Pat had short-ish curly black hair; so we bought wigs.  Pat was heavy; so we padded ourselves – this was back in the lean days, you understand.  Pat had breasts, though it was never clear if these were man breasts or woman breasts; we incorporated accoutrements for the illusion. Black horn-rimmed glasses, matching blue plaid snap-button western shirts, Wranglers, and boots completed the ensemble.  

But the crowning touch was Pat’s wheezing, whining voice.  My husband perfected it.  He spoke for us both all night long.  The voice, and the self-caressing gestures that made the judges cringe, blink, and pull away as though they’d just inhaled a big whiff of yellow onion, secured the trophy. 

Aahh.  Those were the days. 

In my heyday, I dressed as Andy Rooney, the Living Dead, even punk rocker Sid Vicious – or at least someone he would have hung out with.  One of my students spiked my hair in what he called a “Statue of Liberty,” and lent me his heavy black leather jacket.  Ripped black nylon hose, chains hanging and safety pins everywhere; black lipstick and black fingernails.  Man that was fun. 

One year I wore a Superman costume complete with boots and cape.  I flew all over campus that year.  The kids loved it.  Not sure what my boss thought when I attended a meeting at the District Office in full Man of Steel regalia.  I felt powerful.   

I kept the full-body panther suit handy and wore it for many years, whenever the mood struck me, not just Halloween.  Where is it now?  No matter.  The moths have had their way with it. 

It’s not important.  The past few years, the number trick-or-treaters in our neighborhood have dwindled to single digits.  We still stock up on just-in-case candy, but wind up sending it to my husband’s office the next day.  The kids don’t visit houses anymore.  They wear store-bought costumes prescribed by Hollywood merchandisers and patrol stores downtown or at the mall, moving from merchant to merchant with their parents, working a pattern for maximum take, minimum interaction. 

Gotta be this way.  I understand.  Still… 

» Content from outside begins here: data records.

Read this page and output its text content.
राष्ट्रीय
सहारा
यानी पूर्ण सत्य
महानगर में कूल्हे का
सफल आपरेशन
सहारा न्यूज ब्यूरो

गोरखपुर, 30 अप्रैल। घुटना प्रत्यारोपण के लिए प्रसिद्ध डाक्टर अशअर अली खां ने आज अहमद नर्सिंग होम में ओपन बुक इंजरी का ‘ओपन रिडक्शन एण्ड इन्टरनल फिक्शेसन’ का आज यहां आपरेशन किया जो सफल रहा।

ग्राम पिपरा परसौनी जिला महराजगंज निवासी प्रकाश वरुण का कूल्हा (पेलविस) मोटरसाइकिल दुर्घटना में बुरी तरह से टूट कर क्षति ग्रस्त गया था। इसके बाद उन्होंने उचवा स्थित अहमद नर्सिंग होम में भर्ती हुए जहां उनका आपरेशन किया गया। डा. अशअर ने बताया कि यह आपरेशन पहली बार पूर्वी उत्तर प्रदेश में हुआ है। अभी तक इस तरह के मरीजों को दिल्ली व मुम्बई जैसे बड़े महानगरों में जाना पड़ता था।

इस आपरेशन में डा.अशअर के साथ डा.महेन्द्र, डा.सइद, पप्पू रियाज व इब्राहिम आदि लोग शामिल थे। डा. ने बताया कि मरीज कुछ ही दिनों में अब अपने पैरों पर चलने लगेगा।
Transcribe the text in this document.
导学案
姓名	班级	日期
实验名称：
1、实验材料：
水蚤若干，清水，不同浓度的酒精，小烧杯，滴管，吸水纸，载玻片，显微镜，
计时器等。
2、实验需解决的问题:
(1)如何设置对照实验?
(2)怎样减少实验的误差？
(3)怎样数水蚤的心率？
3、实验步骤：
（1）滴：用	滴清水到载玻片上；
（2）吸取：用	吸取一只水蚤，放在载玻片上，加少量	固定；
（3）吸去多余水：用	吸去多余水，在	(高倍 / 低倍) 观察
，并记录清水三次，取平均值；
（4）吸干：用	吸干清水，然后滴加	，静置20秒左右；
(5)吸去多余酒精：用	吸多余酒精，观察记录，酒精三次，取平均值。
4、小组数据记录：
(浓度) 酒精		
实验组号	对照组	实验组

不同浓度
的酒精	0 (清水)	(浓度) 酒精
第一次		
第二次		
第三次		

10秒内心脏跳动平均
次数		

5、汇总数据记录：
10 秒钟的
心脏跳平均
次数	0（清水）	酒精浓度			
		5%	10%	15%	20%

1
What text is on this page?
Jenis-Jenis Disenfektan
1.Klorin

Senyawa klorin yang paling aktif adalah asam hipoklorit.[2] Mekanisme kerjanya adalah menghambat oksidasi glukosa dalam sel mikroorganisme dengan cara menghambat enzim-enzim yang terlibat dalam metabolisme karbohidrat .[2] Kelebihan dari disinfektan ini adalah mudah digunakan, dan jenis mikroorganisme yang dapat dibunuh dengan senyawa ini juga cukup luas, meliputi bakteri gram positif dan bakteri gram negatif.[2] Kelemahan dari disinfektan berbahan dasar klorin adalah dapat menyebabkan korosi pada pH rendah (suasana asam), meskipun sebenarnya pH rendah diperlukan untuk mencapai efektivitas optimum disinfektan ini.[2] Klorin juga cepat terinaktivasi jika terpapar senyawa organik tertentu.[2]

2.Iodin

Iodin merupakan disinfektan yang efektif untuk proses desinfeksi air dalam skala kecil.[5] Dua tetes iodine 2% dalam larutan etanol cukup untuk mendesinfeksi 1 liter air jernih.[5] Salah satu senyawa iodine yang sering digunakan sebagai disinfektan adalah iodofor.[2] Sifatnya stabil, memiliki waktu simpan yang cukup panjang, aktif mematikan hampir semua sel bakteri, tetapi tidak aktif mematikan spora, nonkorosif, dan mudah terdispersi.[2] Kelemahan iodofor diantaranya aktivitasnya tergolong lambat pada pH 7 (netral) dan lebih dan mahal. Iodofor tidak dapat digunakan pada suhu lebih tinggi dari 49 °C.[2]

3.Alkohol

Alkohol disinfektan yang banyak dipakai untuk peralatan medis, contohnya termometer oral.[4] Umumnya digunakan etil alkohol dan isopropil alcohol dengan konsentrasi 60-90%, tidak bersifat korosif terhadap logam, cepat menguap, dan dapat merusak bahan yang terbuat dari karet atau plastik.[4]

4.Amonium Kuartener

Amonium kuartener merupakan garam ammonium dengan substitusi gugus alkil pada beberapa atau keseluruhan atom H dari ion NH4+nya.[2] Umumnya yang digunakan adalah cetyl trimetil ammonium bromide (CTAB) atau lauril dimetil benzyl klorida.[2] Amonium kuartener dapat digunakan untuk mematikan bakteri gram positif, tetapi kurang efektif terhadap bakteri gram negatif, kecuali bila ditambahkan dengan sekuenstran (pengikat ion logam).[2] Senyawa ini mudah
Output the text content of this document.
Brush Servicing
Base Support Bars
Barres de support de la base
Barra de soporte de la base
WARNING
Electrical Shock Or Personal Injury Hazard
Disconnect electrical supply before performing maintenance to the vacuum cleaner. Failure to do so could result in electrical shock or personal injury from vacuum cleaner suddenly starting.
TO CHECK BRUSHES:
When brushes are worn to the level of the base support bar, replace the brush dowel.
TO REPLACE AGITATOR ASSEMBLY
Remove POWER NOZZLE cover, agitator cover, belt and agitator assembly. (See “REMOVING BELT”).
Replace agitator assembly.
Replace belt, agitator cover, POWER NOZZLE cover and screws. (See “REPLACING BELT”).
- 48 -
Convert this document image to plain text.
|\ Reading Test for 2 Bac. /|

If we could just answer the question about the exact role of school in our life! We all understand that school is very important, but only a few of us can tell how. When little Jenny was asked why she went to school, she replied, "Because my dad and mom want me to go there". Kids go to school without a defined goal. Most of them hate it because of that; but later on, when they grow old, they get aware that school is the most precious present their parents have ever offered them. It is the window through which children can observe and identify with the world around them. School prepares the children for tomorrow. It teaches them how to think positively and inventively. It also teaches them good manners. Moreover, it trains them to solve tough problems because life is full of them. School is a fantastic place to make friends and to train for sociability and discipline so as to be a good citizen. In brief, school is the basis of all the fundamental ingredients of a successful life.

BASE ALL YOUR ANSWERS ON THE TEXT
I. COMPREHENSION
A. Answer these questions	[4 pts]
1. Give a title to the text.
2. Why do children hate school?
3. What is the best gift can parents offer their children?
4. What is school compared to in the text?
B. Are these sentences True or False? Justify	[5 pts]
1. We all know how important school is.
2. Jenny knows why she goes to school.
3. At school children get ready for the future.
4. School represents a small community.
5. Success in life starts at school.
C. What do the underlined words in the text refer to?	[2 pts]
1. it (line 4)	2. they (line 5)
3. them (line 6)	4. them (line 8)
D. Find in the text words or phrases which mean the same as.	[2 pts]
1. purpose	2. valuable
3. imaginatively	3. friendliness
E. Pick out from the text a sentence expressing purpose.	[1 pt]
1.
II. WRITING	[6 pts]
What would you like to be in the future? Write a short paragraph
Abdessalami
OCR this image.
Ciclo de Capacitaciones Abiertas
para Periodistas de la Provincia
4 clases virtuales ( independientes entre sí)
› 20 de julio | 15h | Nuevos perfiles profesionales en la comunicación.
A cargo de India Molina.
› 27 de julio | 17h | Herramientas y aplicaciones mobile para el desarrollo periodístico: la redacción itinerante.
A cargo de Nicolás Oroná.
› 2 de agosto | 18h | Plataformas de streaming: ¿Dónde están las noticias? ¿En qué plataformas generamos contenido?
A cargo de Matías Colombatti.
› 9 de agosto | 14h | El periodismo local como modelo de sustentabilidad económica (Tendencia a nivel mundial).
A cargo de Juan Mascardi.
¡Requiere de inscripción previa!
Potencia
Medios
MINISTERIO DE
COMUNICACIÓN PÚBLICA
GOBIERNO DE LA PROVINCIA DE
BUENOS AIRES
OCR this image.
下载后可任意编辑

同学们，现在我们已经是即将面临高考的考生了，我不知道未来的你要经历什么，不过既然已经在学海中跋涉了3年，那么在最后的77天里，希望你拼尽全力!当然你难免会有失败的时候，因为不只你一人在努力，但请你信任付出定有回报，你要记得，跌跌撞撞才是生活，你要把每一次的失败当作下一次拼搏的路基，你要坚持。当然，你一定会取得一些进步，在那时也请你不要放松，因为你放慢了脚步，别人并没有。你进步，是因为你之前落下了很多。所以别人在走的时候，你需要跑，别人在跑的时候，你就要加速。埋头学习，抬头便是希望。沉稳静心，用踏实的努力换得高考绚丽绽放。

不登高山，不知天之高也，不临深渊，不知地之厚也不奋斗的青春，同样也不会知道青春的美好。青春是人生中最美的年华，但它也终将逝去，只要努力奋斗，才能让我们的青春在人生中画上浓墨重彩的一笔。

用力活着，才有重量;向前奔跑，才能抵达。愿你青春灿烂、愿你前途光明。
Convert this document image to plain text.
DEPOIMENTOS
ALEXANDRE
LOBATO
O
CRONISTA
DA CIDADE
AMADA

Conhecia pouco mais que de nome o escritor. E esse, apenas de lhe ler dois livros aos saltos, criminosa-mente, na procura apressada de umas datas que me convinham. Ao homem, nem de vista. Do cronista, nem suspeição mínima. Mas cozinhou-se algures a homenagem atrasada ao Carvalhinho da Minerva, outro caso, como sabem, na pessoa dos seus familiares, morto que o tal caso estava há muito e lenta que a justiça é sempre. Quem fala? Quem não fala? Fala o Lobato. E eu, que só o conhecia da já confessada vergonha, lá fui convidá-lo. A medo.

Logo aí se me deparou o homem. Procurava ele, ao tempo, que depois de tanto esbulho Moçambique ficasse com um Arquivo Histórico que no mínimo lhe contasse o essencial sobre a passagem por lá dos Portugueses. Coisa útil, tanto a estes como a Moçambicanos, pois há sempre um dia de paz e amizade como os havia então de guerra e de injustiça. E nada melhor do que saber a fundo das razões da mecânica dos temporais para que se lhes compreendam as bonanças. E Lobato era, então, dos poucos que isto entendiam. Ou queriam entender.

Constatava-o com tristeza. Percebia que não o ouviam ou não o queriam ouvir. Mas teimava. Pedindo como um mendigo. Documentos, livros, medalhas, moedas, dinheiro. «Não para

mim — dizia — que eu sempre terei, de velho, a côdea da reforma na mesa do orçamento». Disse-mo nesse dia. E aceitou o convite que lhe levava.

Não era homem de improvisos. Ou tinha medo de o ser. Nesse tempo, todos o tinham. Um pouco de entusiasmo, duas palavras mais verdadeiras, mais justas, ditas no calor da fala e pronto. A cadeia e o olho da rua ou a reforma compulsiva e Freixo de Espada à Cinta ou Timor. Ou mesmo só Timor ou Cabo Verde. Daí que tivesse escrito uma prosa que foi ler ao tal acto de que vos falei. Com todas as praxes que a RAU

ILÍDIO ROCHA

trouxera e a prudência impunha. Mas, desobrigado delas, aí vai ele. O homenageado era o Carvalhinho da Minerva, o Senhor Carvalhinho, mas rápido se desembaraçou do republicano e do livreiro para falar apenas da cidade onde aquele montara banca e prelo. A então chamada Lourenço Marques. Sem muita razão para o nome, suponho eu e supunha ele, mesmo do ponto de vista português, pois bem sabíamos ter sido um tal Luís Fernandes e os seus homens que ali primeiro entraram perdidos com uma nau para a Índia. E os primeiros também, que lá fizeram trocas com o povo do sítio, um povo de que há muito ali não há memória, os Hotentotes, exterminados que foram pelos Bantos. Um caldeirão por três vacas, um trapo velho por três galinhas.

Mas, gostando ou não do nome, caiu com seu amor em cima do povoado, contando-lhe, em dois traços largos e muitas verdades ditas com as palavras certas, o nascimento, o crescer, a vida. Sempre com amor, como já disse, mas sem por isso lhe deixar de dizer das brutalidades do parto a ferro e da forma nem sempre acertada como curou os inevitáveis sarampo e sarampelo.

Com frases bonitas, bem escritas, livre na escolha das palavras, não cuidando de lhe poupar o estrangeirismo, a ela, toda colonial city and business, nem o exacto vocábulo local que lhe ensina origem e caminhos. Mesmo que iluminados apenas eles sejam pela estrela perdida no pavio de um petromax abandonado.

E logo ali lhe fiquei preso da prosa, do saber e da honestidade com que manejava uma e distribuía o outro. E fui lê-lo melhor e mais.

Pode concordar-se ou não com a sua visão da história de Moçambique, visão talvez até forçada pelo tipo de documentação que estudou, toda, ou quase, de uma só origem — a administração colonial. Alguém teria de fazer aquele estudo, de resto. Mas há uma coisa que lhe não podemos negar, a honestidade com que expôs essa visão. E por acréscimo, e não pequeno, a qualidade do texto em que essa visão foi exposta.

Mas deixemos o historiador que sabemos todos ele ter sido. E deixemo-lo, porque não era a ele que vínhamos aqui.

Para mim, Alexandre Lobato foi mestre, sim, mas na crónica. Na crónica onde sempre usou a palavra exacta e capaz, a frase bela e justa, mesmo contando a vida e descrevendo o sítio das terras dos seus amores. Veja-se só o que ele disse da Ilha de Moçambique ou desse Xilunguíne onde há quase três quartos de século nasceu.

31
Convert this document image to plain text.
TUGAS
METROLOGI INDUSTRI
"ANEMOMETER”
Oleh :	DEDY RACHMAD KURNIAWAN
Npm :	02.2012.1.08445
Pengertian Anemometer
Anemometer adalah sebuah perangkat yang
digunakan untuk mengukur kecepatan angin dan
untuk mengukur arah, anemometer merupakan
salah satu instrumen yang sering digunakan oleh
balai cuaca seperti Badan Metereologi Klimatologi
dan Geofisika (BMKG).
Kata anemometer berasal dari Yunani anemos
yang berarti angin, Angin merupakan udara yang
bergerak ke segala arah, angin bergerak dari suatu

Gone is the excitement for a teenager, face painted, costume pulled together out of mom and dad’s closet, carrying his pillowcase, and running through the darkness with his friends, thrilled with the imaginary world that’s only open once a year.  This year, teens will dress like Snookie.  They’ll buy false six-pack abs and make like “The Situation.” 

Sigh.  

The next step in homogenizing Halloween?  Government takeover!  Connecticut lawmakers have a bill pending that will move the event in that state to the last Saturday of the month instead of the 31st.  OK.  Why not?  Civilize it.  School nights.  I get it. 

But I’m not done.  I don’t have to give it up.  I’m not a kid.  And I still have an Elvis in me.  I’ve got a hankering to dress up like Elvis.  I know.  I should settle for Priscilla Beaulieu, but she’s just too easy.  Anyone can tease her hair into a rage and line her eyes with a magic marker.  

But Elvis.  Elvis!  Now that’s Halloween!